Seamless replication and disaster recovery for Apache Hive Warehouse

Seamless replication and disaster recovery for Apache Hive Warehouse

Thursday, June 21
9:30 AM - 10:10 AM
Meeting Room 211A/B/C/D

As Apache Hadoop clusters become central to an organization’s operations, they have clusters in more than one data center. Historically, this has been largely driven by requirements of business continuity planning or geo localization. It has also recently been gaining a lot of interest from a hybrid cloud perspective, i.e. wherein people are trying to augment their traditional on-prem setup with cloud-based additions as well. A robust replication solution is a fundamental requirement in such cases.

Seamless disaster recovery has several challenges. Data, metadata, and transaction information need to be moved in sync. It should also be easy for the users and applications to reason about the state of the replica. The “hadoop scale” also brings unique challenges as bandwidth between clusters can be a limiting factor. The data transfer has to be minimized for replication, failover, as well as fail back scenarios.

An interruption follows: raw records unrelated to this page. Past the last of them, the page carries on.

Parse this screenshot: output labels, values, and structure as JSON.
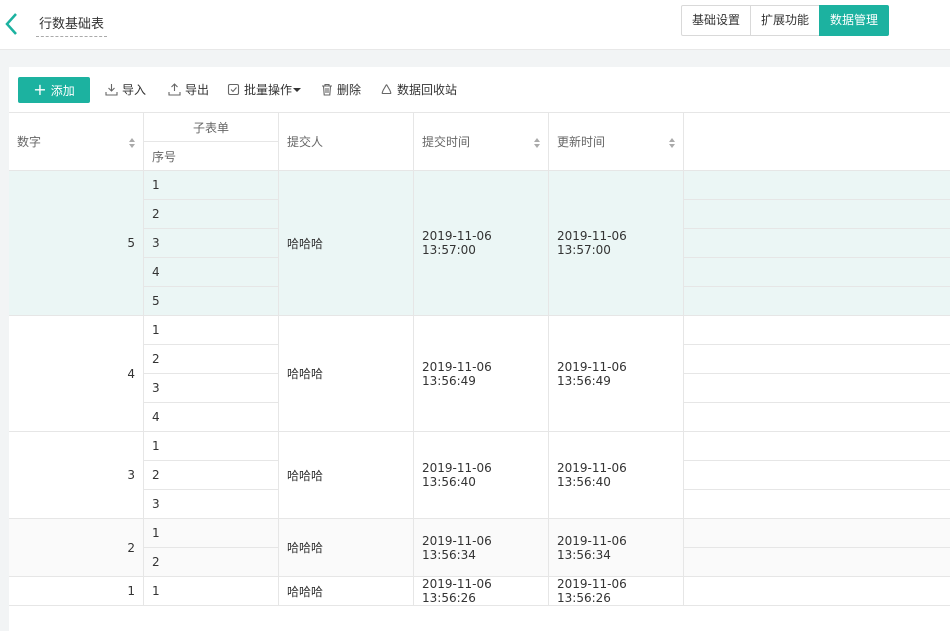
{
  "header": {
    "form_title": "行数基础表",
    "tabs": [
      "基础设置",
      "扩展功能",
      "数据管理"
    ],
    "active_tab": "数据管理",
    "accent": "#1cb2a0"
  },
  "toolbar": {
    "add_label": "添加",
    "import_label": "导入",
    "export_label": "导出",
    "batch_label": "批量操作",
    "delete_label": "删除",
    "recycle_label": "数据回收站"
  },
  "table": {
    "columns": {
      "number": "数字",
      "subform": "子表单",
      "seq": "序号",
      "submitter": "提交人",
      "submit_time": "提交时间",
      "update_time": "更新时间"
    },
    "rows": [
      {
        "number": "5",
        "seq": [
          "1",
          "2",
          "3",
          "4",
          "5"
        ],
        "submitter": "哈哈哈",
        "submit_time": "2019-11-06 13:57:00",
        "update_time": "2019-11-06 13:57:00",
        "highlighted": true
      },
      {
        "number": "4",
        "seq": [
          "1",
          "2",
          "3",
          "4"
        ],
        "submitter": "哈哈哈",
        "submit_time": "2019-11-06 13:56:49",
        "update_time": "2019-11-06 13:56:49",
        "highlighted": false
      },
      {
        "number": "3",
        "seq": [
          "1",
          "2",
          "3"
        ],
        "submitter": "哈哈哈",
        "submit_time": "2019-11-06 13:56:40",
        "update_time": "2019-11-06 13:56:40",
        "highlighted": false
      },
      {
        "number": "2",
        "seq": [
          "1",
          "2"
        ],
        "submitter": "哈哈哈",
        "submit_time": "2019-11-06 13:56:34",
        "update_time": "2019-11-06 13:56:34",
        "highlighted": false
      },
      {
        "number": "1",
        "seq": [
          "1"
        ],
        "submitter": "哈哈哈",
        "submit_time": "2019-11-06 13:56:26",
        "update_time": "2019-11-06 13:56:26",
        "highlighted": false
      }
    ],
    "highlight_color": "#ebf6f5",
    "alt_color": "#fafafa"
  }
}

In this talk we will discuss how the above challenges are addressed for supporting seamless replication and disaster recovery for Hive.


Sankar Hariappan
Staff Software Engineer
A core member of R&D Engineering Group in Hortonworks primarily working on HDP (Hortonworks Data Platform) and DPS (Data Plane Service). An active contributor and committer of Apache Hive project with major contributions on Hive replication and ACID features. Also have rich experience on distributed systems and In-memory database technologies.
anishek agarwal
Enginnering Manager
Working on Hive Replication for the past 1.5 years, building an effective, easy to use, replication/DR solution. In previous life i have built/managed the Data platform pipelines for a AdTech company.